1. 1.
    0
    anlatıyorum dinleyen varsa.
    ···
  2. 2.
    0
    başlıyorum beyler.

    not: bu yazıdaki isimler gerçek değildir.

    2010 senesinin sonunda bir şirkette tasarımcı olararak işe başladım. herşey yolunda gidiyodu. ortama ayak uydurma falan derken 2011 mart ayında şirkete yeni bi tasarımcı geleceği konuşuluyodu. gelen kişinin de bayan olduğunu duydum. Ha geldi ha gelecek derken 12 mart 2011 günü sevimli mi sevimli çıtır mı çıtır bir hatunu yeni ekip arkadaşınız diyerek bizle tanıştırdılar. tabi ben de o zamanlar tipim kayık, saç sakal birbirine girmiş. merhaba ben umut hoşgeldin falan dedim. ama ben o anda kilitlenmiştim. onun güzelliği beni çok etkilemişti. biraz sohbet falan ettik işte nerde oturuyosun falan filan. bayrampaşa dedi. neresi falan derken kız bizim eveden 3 sokak aşağıda oturuyomuş. tabi ben bunu duyunca acayip sevindim. Alışma sürecinde ben ona yardımcı falan oldum. Ama aklımda farklı bişey yoktu. Arkadaşlar bana umut sana bu kızı yapalım falan diyolardı. Ben de gidin yaa. Belki erkek arkadaşı vardır. Uzatmayın falan diyodum ama ikimizin adının anılması bile hoşuma gidiyodu. Derken satış departmanından safiye bana ısrarla bu kızı sana ayarlıyım falan demeye başladı ısrarla. Ben de bak safiye kesinlikle benim ismimi telaffuz etmeden sadece ağzını arayabilirsin dedim. Başka bişey yok.
    ···
  3. 3.
    0
    beyler ofisteyim. bazen yoğunluk oluyo rezervleri alın müsait oldukça yazacam.
    ···
  4. 4.
    0
    neyse ben heyecanla bekliyorum. Ertesi gün oldu. Safiye beni çağırdı.

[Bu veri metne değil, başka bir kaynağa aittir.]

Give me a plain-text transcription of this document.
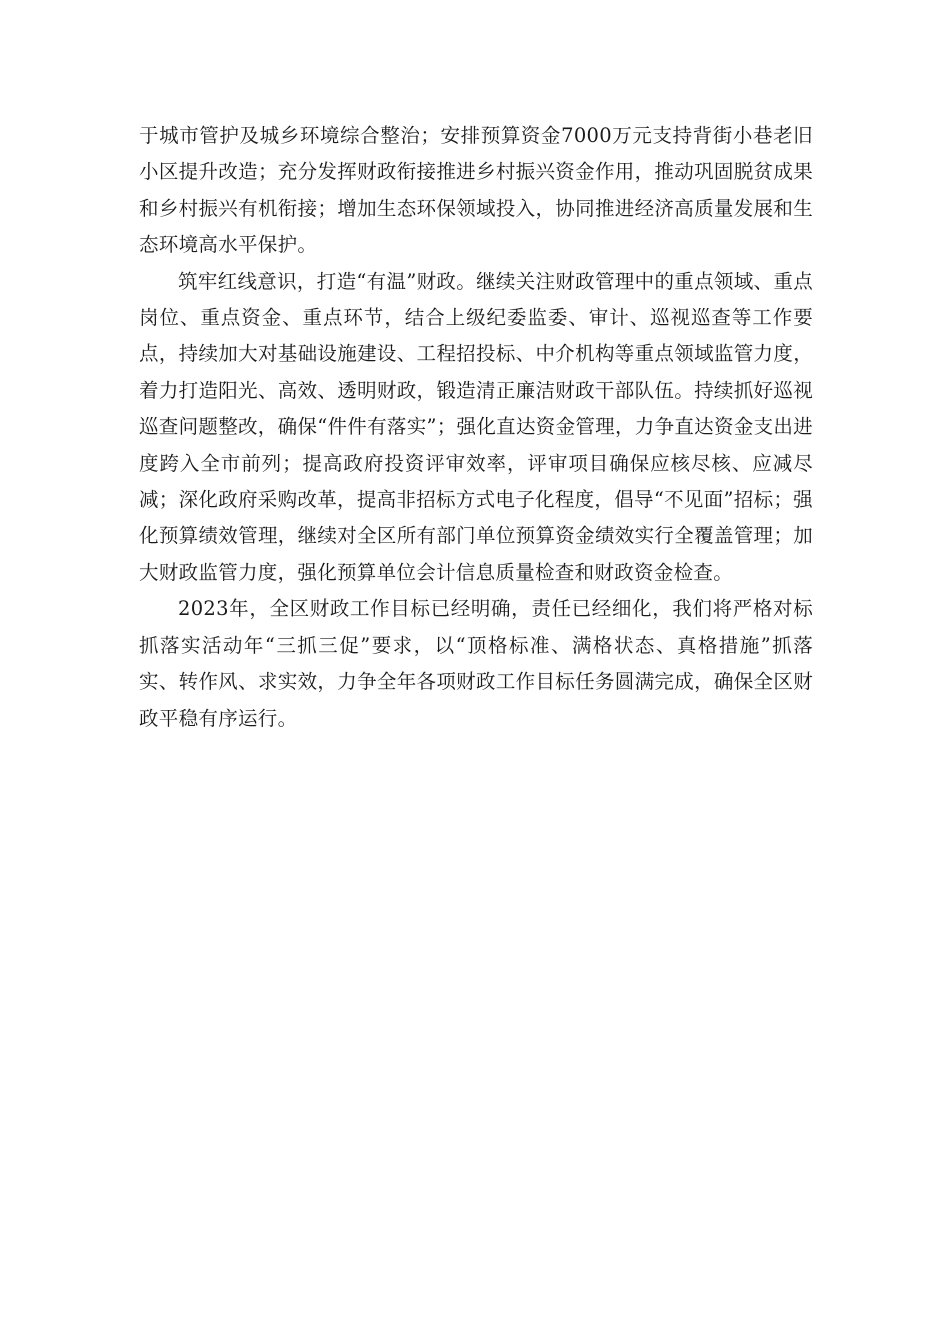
于城市管护及城乡环境综合整治；安排预算资金7000万元支持背街小巷老旧小区提升改造；充分发挥财政衔接推进乡村振兴资金作用，推动巩固脱贫成果和乡村振兴有机衔接；增加生态环保领域投入，协同推进经济高质量发展和生态环境高水平保护。

筑牢红线意识，打造“有温”财政。继续关注财政管理中的重点领域、重点岗位、重点资金、重点环节，结合上级纪委监委、审计、巡视巡查等工作要点，持续加大对基础设施建设、工程招投标、中介机构等重点领域监管力度，着力打造阳光、高效、透明财政，锻造清正廉洁财政干部队伍。持续抓好巡视巡查问题整改，确保“件件有落实”；强化直达资金管理，力争直达资金支出进度跨入全市前列；提高政府投资评审效率，评审项目确保应核尽核、应减尽减；深化政府采购改革，提高非招标方式电子化程度，倡导“不见面”招标；强化预算绩效管理，继续对全区所有部门单位预算资金绩效实行全覆盖管理；加大财政监管力度，强化预算单位会计信息质量检查和财政资金检查。

2023年，全区财政工作目标已经明确，责任已经细化，我们将严格对标抓落实活动年“三抓三促”要求，以“顶格标准、满格状态、真格措施”抓落实、转作风、求实效，力争全年各项财政工作目标任务圆满完成，确保全区财政平稳有序运行。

    - ee? noldu? diye sordum.
    - kızın hayatında kimse yokmuş dedi.

    ben de sevindim belli etmeden ama bu gerizekalı gitmiş kıza demiş ki:

    - Fulya bizim umut senden hoşlanıyo galiba.

    ben bunu duyunca çok kızdım. Niye böyle diyosun falan dedim.
    - Aracılık yapmış gibi oldun. Hiç sevmem böyle şeyleri dedim ve çıktım odadan. Bi sigara içtim.

    Artık ok yaydan çıkmıştı. işin aslını kıza birinci ağızdan anlatmam lazımdı.

    iş çıkışında fulyaya bi yerde oturup bişeyler içmeyi teklif ettim.
    ilkin kabul etmedi ama onunla konuşmak istediğim bi konu olduğunu söyleyince peki! dedi.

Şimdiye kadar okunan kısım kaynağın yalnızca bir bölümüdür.